4. Include positive food play in “learning” time.
Some of you might be asking “food play” – what’s that?
Food play is a pressure-free learning opportunity with food away from the dinner table and it can (and should) be driven by their interest and curiosity.
Kids are constantly busy trying to make sense of their world. Play is a great platform for letting them work out their ideas and theories about various things, including food! Allowing food to be part of their play will help them to develop a mindset of curiosity and interest towards food and increase their familiarity and comfort with new foods.
Have a child who loves peanut butter? Why not:
- Paint with shelled peanuts?
- Colour a picture of a peanut?
- Make your own peanut butter?
- Watch a video on how peanuts are grown and harvested?
Need some more ideas on how to incorporate food play and positive no-pressure food experiences into your days at home? Download my freebie here with links to lots of ideas!
5. Find ways to be in community with and serve others
It’s hard during such an unprecedented time like this, when anxiety levels are running high, to fully grasp what’s going on in your own head and life, let alone how others are feeling. However, thinking of others always helps me to reframe and refocus my mind in a positive direction and take the edge off my own anxiety.
Due to social distancing, it is a bit trickier to physically help others. But don’t worry! There is lots you can for others from a distance. Here are 10 ideas to get you started:
- Write letters or cards to your family, friends and those who may feel alone, such as residents at a nursing home. Your kids can work on their printing skills and can send letters and packages to friends as well.

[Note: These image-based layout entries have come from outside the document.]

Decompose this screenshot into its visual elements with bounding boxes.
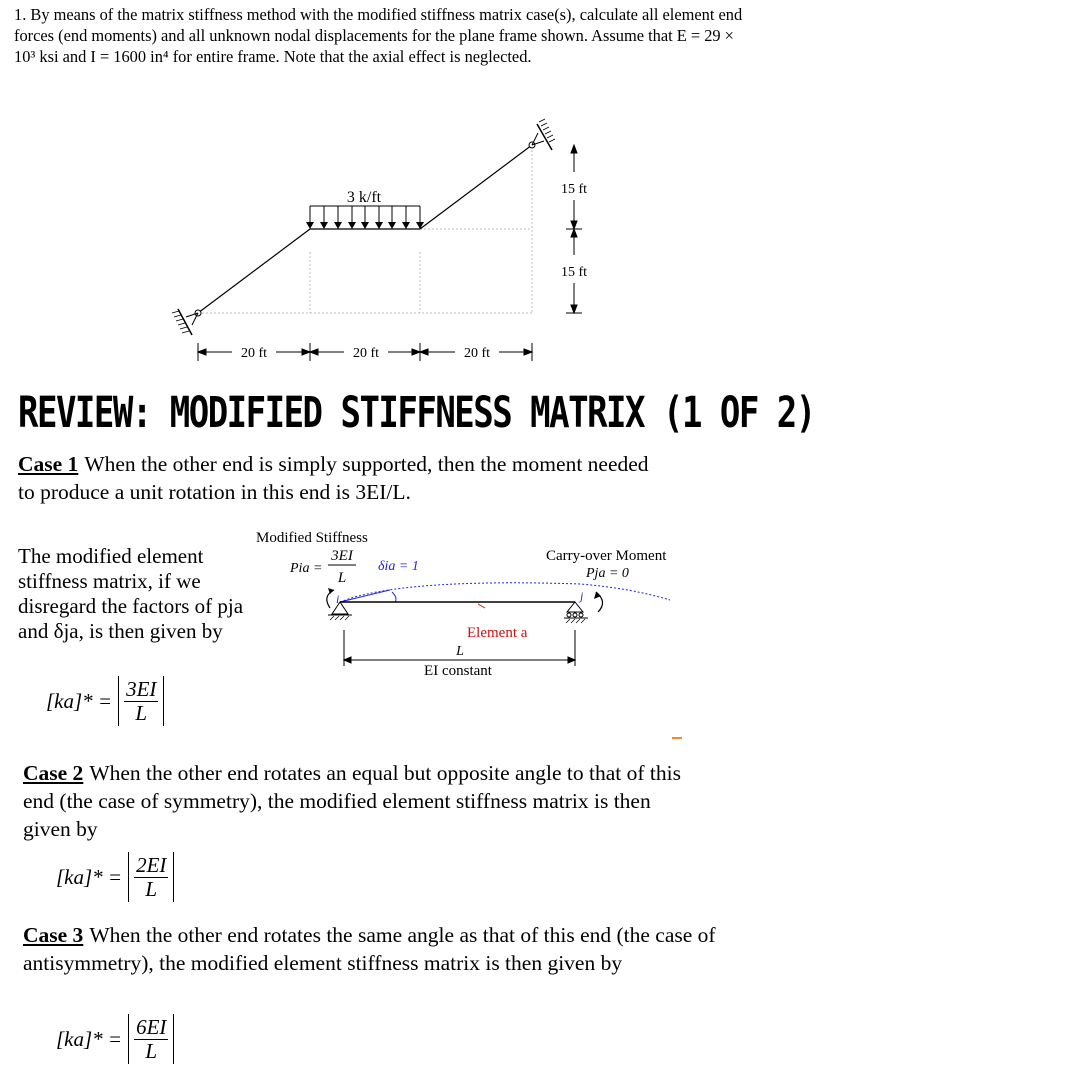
matrix-bracket [128,1014,174,1064]
span-label-2: 20 ft [352,346,380,361]
case1-block [18,450,658,506]
moment-numerator: 3EI [331,548,353,564]
review-title: REVIEW: MODIFIED STIFFNESS MATRIX (1 OF 2) [18,388,815,438]
height-label-1: 15 ft [560,182,588,197]
matrix-case1 [46,676,164,726]
guide-lines [198,150,532,313]
rotation-arc [392,592,396,602]
carry-over-title: Carry-over Moment [546,548,667,564]
beam-title: Modified Stiffness [256,530,368,546]
height-label-2: 15 ft [560,265,588,280]
left-support [172,309,201,335]
beam-right-support [564,602,588,623]
matrix-denominator: L [145,877,158,901]
moment-lhs: Pia = [290,561,323,576]
beam-left-support [328,602,352,620]
ei-label: EI constant [424,663,492,679]
length-label: L [456,644,464,659]
matrix-lhs: [ka]* = [56,864,123,889]
case3-text: When the other end rotates the same angle as that of this end (the case of antisymmetry), the modified element stiffness matrix is then given by [23,923,716,975]
node-j: j [580,589,584,603]
node-i: i [336,592,340,606]
matrix-denominator: L [135,701,148,725]
problem-text: By means of the matrix stiffness method with the modified stiffness matrix case(s), calculate all element end forces (end moments) and all unknown nodal displacements for the plane frame shown. Assume that E = 29 × 10³ ksi and I = 1600 in⁴ for entire frame. Note that the axial effect is neglected. [14,5,743,66]
beam-figure [250,520,700,690]
element-label: Element a [467,625,528,641]
stray-mark [672,737,682,739]
matrix-numerator: 2EI [136,853,167,877]
matrix-numerator: 3EI [126,677,157,701]
matrix-case3 [56,1014,174,1064]
element-pointer [478,604,485,608]
right-support [529,119,555,150]
matrix-case2 [56,852,174,902]
moment-denominator: L [337,570,347,586]
load-label: 3 k/ft [346,189,382,206]
tangent-line [340,590,390,602]
distributed-load [306,206,424,229]
deflected-shape [340,583,670,602]
modified-matrix-description: The modified element stiffness matrix, if we disregard the factors of pja and δja, is then given by [18,544,244,643]
case1-label: Case 1 [18,452,79,476]
frame-figure [0,0,1080,380]
matrix-numerator: 6EI [136,1015,167,1039]
case1-text: When the other end is simply supported, then the moment needed to produce a unit rotation in this end is 3EI/L. [18,452,649,504]
case2-label: Case 2 [23,761,84,785]
carry-over-value: Pja = 0 [586,566,629,581]
matrix-bracket [128,852,174,902]
matrix-lhs: [ka]* = [46,688,113,713]
height-dimension [566,145,582,313]
case2-block [23,759,703,843]
span-label-1: 20 ft [240,346,268,361]
matrix-denominator: L [145,1039,158,1063]
case3-block [23,921,723,977]
problem-number: 1. [14,5,27,24]
span-label-3: 20 ft [463,346,491,361]
case3-label: Case 3 [23,923,84,947]
matrix-bracket [118,676,164,726]
rotation-label: δia = 1 [378,559,419,574]
case2-text: When the other end rotates an equal but opposite angle to that of this end (the case of symmetry), the modified element stiffness matrix is then given by [23,761,681,841]
matrix-lhs: [ka]* = [56,1026,123,1051]
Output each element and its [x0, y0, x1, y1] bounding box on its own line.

- Stay in touch with others over the phone, a video calling app or social media. Your kids may want to do this with their friends as well.

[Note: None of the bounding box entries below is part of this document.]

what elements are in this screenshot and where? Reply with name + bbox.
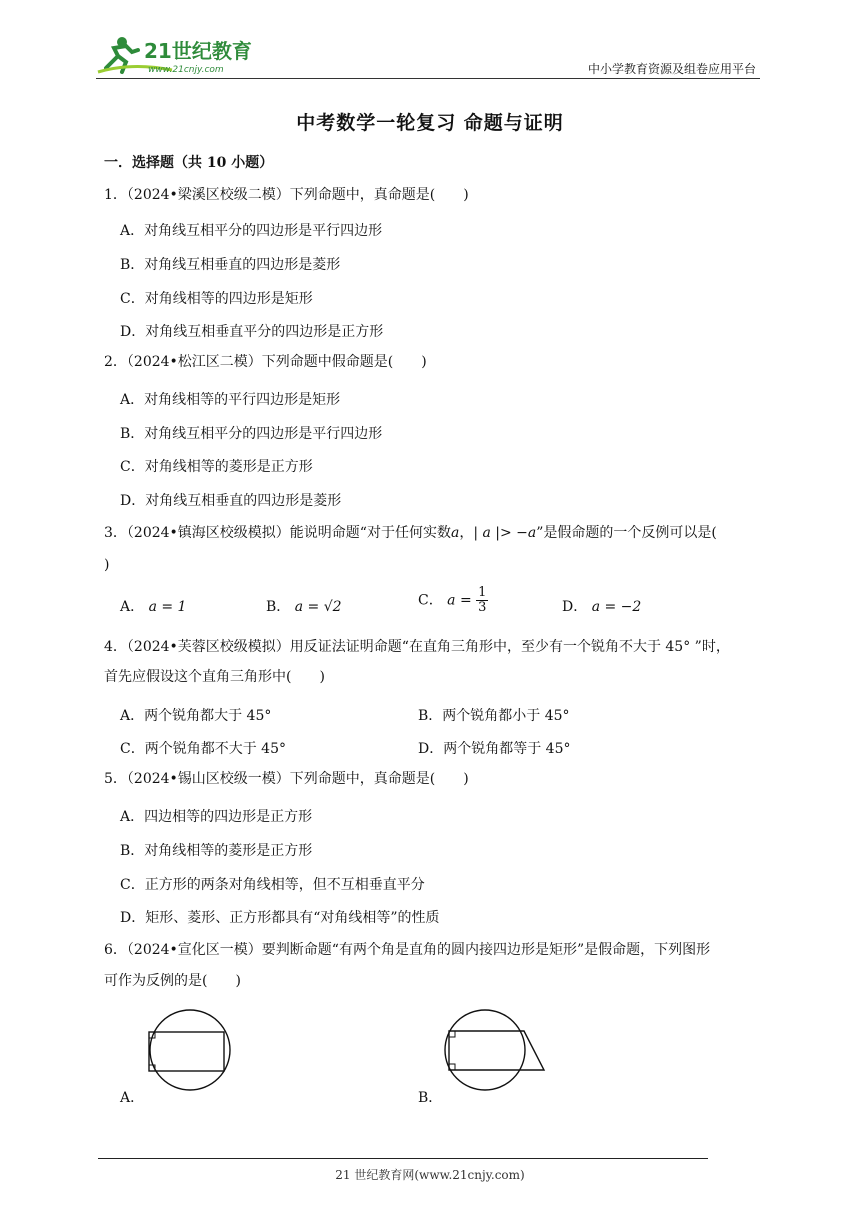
q4-stem-continued: 首先应假设这个直角三角形中( ) (104, 669, 325, 685)
q1-option-a: A．对角线互相平分的四边形是平行四边形 (120, 223, 383, 239)
footer-text: 21 世纪教育网(www.21cnjy.com) (335, 1168, 525, 1182)
q2-option-b: B．对角线互相平分的四边形是平行四边形 (120, 426, 383, 442)
q3-option-d-expr: a = −2 (591, 599, 642, 615)
question-4-stem: 4．（2024•芙蓉区校级模拟）用反证法证明命题“在直角三角形中，至少有一个锐角不大于 45° ”时， (104, 639, 730, 655)
q1-option-d: D．对角线互相垂直平分的四边形是正方形 (120, 324, 384, 340)
q3-abs-expression: | a |> −a (473, 525, 537, 541)
q5-option-a: A．四边相等的四边形是正方形 (120, 809, 313, 825)
footer-divider (98, 1158, 708, 1159)
platform-name: 中小学教育资源及组卷应用平台 (587, 62, 756, 76)
q3-option-b (266, 596, 342, 616)
q3-stem-part2: ”是假命题的一个反例可以是( (536, 525, 717, 541)
runner-logo-icon (92, 32, 262, 76)
q4-option-a: A．两个锐角都大于 45° (120, 708, 272, 724)
q3-option-d-label: D． (562, 599, 588, 615)
q5-option-c: C．正方形的两条对角线相等，但不互相垂直平分 (120, 877, 425, 893)
q5-option-d: D．矩形、菱形、正方形都具有“对角线相等”的性质 (120, 910, 440, 926)
q4-option-c: C．两个锐角都不大于 45° (120, 741, 286, 757)
q6-stem-continued: 可作为反例的是( ) (104, 973, 241, 989)
q3-option-a-label: A． (120, 599, 145, 615)
q3-option-d (562, 596, 641, 616)
q3-stem-part1: 3．（2024•镇海区校级模拟）能说明命题“对于任何实数 (104, 525, 451, 541)
svg-text:www.21cnjy.com: www.21cnjy.com (148, 65, 224, 75)
question-3-stem (104, 518, 764, 548)
svg-text:21世纪教育: 21世纪教育 (144, 39, 252, 63)
q3-option-b-label: B． (266, 599, 291, 615)
site-logo (92, 32, 262, 76)
figure-a-circle-rectangle (140, 1008, 240, 1092)
q2-option-d: D．对角线互相垂直的四边形是菱形 (120, 493, 342, 509)
fraction-denominator: 3 (478, 600, 487, 615)
q5-option-b: B．对角线相等的菱形是正方形 (120, 843, 313, 859)
q4-option-b: B．两个锐角都小于 45° (418, 708, 570, 724)
figure-b-circle-trapezoid (440, 1008, 550, 1092)
q3-option-a (120, 596, 186, 616)
q3-option-b-expr: a = √2 (294, 599, 342, 615)
q2-option-c: C．对角线相等的菱形是正方形 (120, 459, 313, 475)
q3-option-a-expr: a = 1 (148, 599, 187, 615)
question-5-stem: 5．（2024•锡山区校级一模）下列命题中，真命题是( ) (104, 771, 469, 787)
q3-comma: ， (459, 525, 474, 541)
q6-option-b-label: B． (418, 1090, 443, 1106)
fraction-numerator: 1 (478, 585, 487, 600)
q1-option-b: B．对角线互相垂直的四边形是菱形 (120, 257, 341, 273)
q2-option-a: A．对角线相等的平行四边形是矩形 (120, 392, 341, 408)
page-title: 中考数学一轮复习 命题与证明 (296, 112, 564, 134)
question-6-stem: 6．（2024•宣化区一模）要判断命题“有两个角是直角的圆内接四边形是矩形”是假命题，下列图形 (104, 942, 711, 958)
section-heading: 一．选择题（共 10 小题） (104, 155, 274, 171)
q1-option-c: C．对角线相等的四边形是矩形 (120, 291, 313, 307)
q3-option-c-fraction (476, 586, 488, 615)
q3-option-c-label: C． (418, 592, 443, 609)
q3-stem-continued: ) (104, 557, 110, 573)
q3-var-a: a (450, 525, 460, 541)
question-1-stem: 1．（2024•梁溪区校级二模）下列命题中，真命题是( ) (104, 187, 469, 203)
header-divider (96, 78, 760, 79)
q3-option-c-lhs: a = (447, 592, 472, 609)
q3-option-c (418, 586, 488, 615)
q4-option-d: D．两个锐角都等于 45° (418, 741, 571, 757)
q6-option-a-label: A． (120, 1090, 145, 1106)
question-2-stem: 2．（2024•松江区二模）下列命题中假命题是( ) (104, 354, 427, 370)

- Send an e-transfer or e-gift card to someone who may be feeling the strain of a lost paycheque or reduced working hours.
- Grab a garbage bag and go on a litter collection walk with your family through your neighbourhood.
- Leave notes of encouragement or cards on people’s windshields when you venture out for groceries.
- Send a bouquet of flowers to someone or make homemade flowers and leave them on your neighbour’s porch.
- Set up your bird-feeder (and help keep the birds chirping their songs of spring!)
- Give the drive-through employee at your favourite coffee shop a tip if you go for a caffeine-run.
- Be generous with your compliments – especially to those who you are living with right now, your children and spouse/partner.
- Make room for laughter with others.